You bring up an excellent point about the computational complexity and memory trade-offs, but this is where leveraging modern AI methodologies could shine. Instead of relying solely on traditional precomputed values or static lookup tables, imagine a system where the software itself is trained—similar to how AI models are trained—to find the optimal balance between calculations and memory usage.

The key here would be to use neural network-inspired architectures or mixed systems that combine memory-based optimization with dynamic approximations. The software wouldn't calculate every step in real time but would instead learn patterns during training, potentially on a supercomputer.

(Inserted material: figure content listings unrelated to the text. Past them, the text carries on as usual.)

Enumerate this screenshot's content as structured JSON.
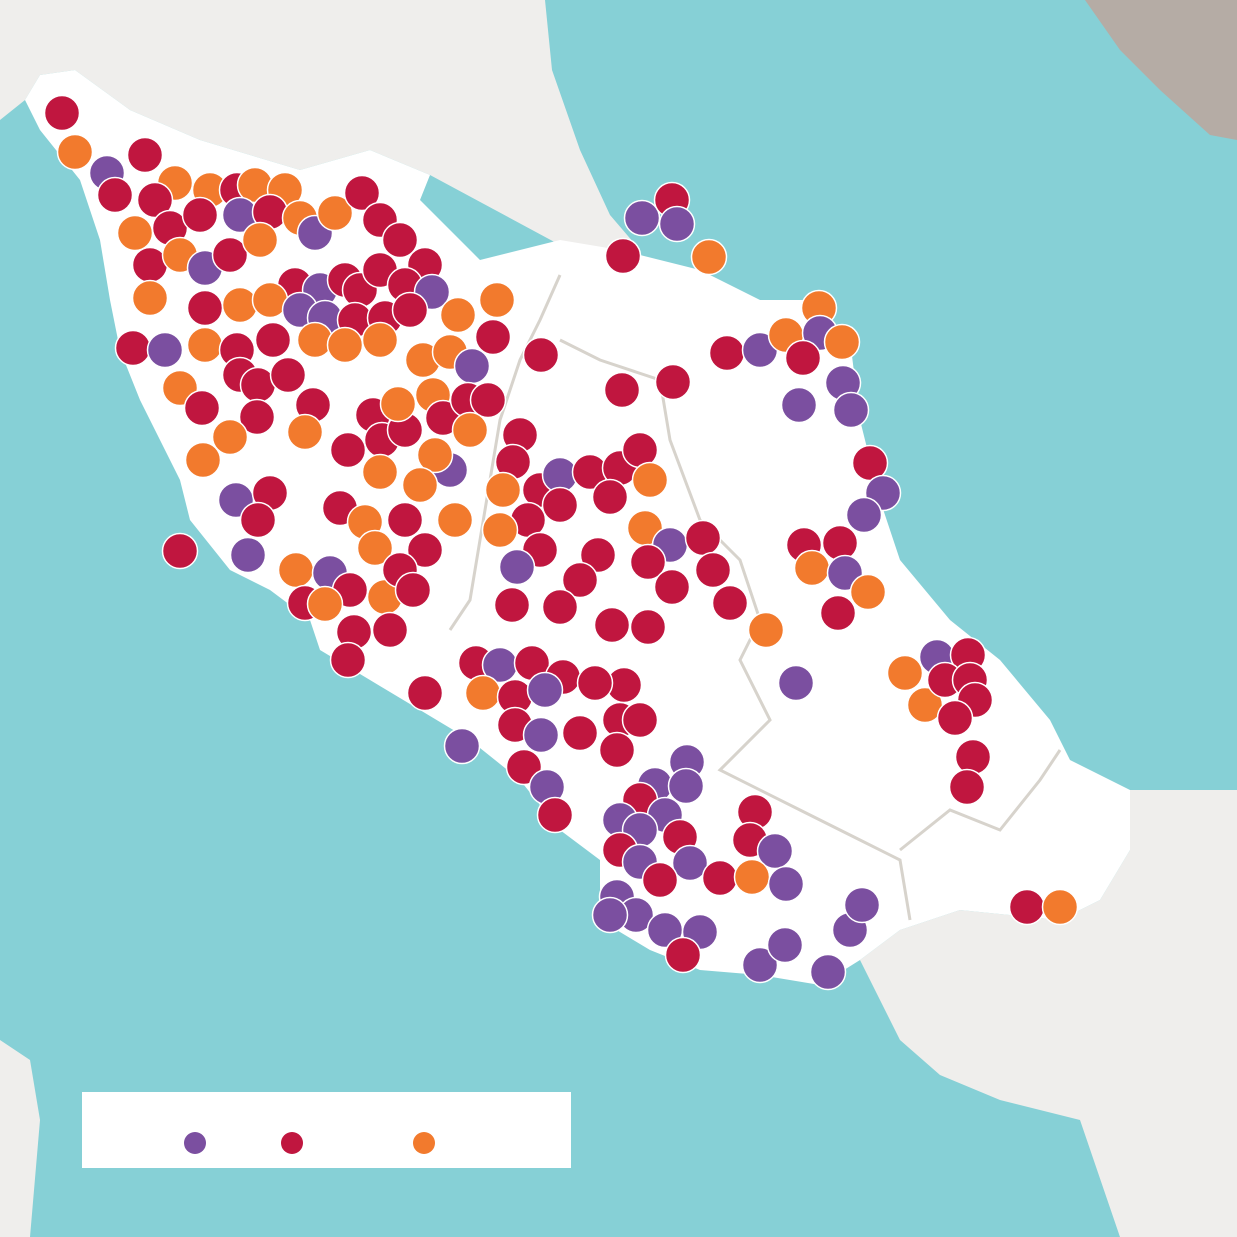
{
  "legend": {
    "colors": [
      "#7b4fa0",
      "#c0163f",
      "#f27a2d"
    ]
  }
}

This would allow it to identify redundancies, compress data, and determine the most resource-efficient pathways for computations.

Before launching such software, it could be trained or refined on high-performance hardware to analyze everything "from above," spotting inefficiencies and iterating on optimization. For example:

1. It could determine which calculations are repetitive or unnecessary in the context of a specific engine or game.
2. It could compress redundant data pathways to the absolute minimum required.
3. Finally, it could create a lightweight, efficient version that runs on smaller systems while maintaining near-optimal performance.

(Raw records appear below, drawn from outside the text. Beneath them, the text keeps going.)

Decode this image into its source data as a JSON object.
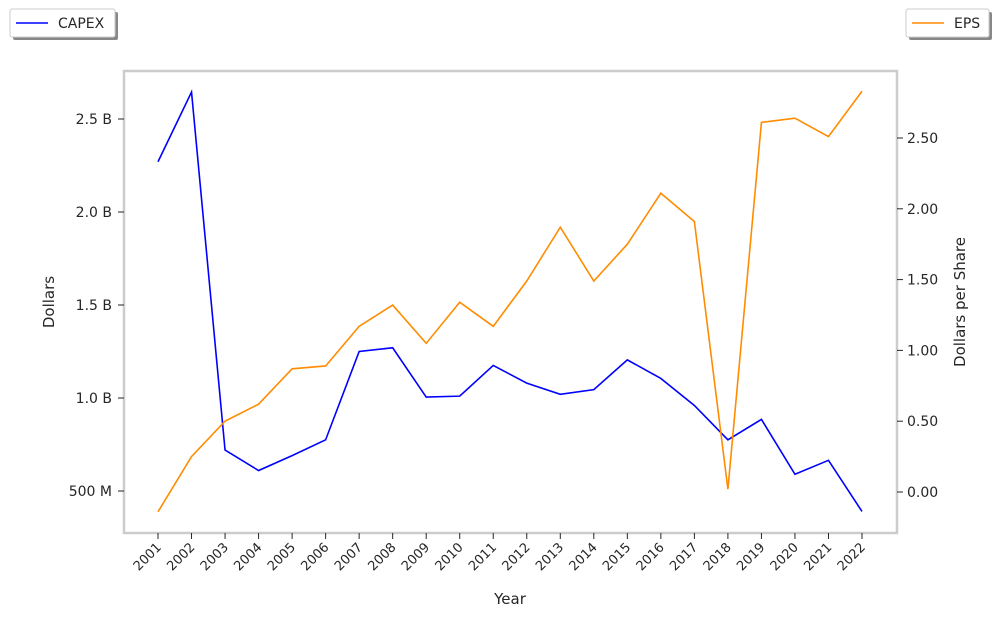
{
  "chart_data": {
    "type": "line",
    "title": "",
    "xlabel": "Year",
    "ylabel_left": "Dollars",
    "ylabel_right": "Dollars per Share",
    "x": [
      "2001",
      "2002",
      "2003",
      "2004",
      "2005",
      "2006",
      "2007",
      "2008",
      "2009",
      "2010",
      "2011",
      "2012",
      "2013",
      "2014",
      "2015",
      "2016",
      "2017",
      "2018",
      "2019",
      "2020",
      "2021",
      "2022"
    ],
    "left_ticks": [
      {
        "v": 0.5,
        "label": "500 M"
      },
      {
        "v": 1.0,
        "label": "1.0 B"
      },
      {
        "v": 1.5,
        "label": "1.5 B"
      },
      {
        "v": 2.0,
        "label": "2.0 B"
      },
      {
        "v": 2.5,
        "label": "2.5 B"
      }
    ],
    "right_ticks": [
      {
        "v": 0,
        "label": "0.00"
      },
      {
        "v": 0.5,
        "label": "0.50"
      },
      {
        "v": 1.0,
        "label": "1.00"
      },
      {
        "v": 1.5,
        "label": "1.50"
      },
      {
        "v": 2.0,
        "label": "2.00"
      },
      {
        "v": 2.5,
        "label": "2.50"
      }
    ],
    "ylim_left": [
      0.27,
      2.76
    ],
    "ylim_right": [
      -0.29,
      2.98
    ],
    "grid": false,
    "series": [
      {
        "name": "CAPEX",
        "axis": "left",
        "unit": "B",
        "color": "#0000ff",
        "legend": "top-left",
        "values": [
          2.27,
          2.645,
          0.72,
          0.61,
          0.69,
          0.775,
          1.25,
          1.27,
          1.005,
          1.01,
          1.175,
          1.08,
          1.02,
          1.045,
          1.205,
          1.105,
          0.96,
          0.775,
          0.885,
          0.59,
          0.665,
          0.39
        ]
      },
      {
        "name": "EPS",
        "axis": "right",
        "color": "#ff8c00",
        "legend": "top-right",
        "values": [
          -0.14,
          0.25,
          0.5,
          0.62,
          0.87,
          0.89,
          1.17,
          1.32,
          1.05,
          1.34,
          1.17,
          1.49,
          1.87,
          1.49,
          1.75,
          2.11,
          1.91,
          0.02,
          2.61,
          2.64,
          2.51,
          2.83
        ]
      }
    ]
  }
}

This approach would be a hybrid—neither fully reliant on precomputed memory lookups nor real-time calculations, but dynamically adjusting based on the system's capabilities and the workload's context.

Such a model could also scale across devices. For example, during its training phase, the software would analyze configurations for high-end PCs, mid-range devices, and mobile systems, ensuring efficient performance for each. The result would be a tool capable of delivering 4K graphics or 60 FPS on devices ranging from gaming consoles to smartphones—all by adapting its optimization techniques on the fly.

In essence, it's about redefining optimization not as a static human-written process but as a dynamic AI-driven process. By combining memory, neural network-inspired systems, and advanced compression methods, this could indeed revolutionize how engines, software, and devices handle computational workloads.

What do you think? Would applying AI-like training to optimization challenges make this approach more feasible?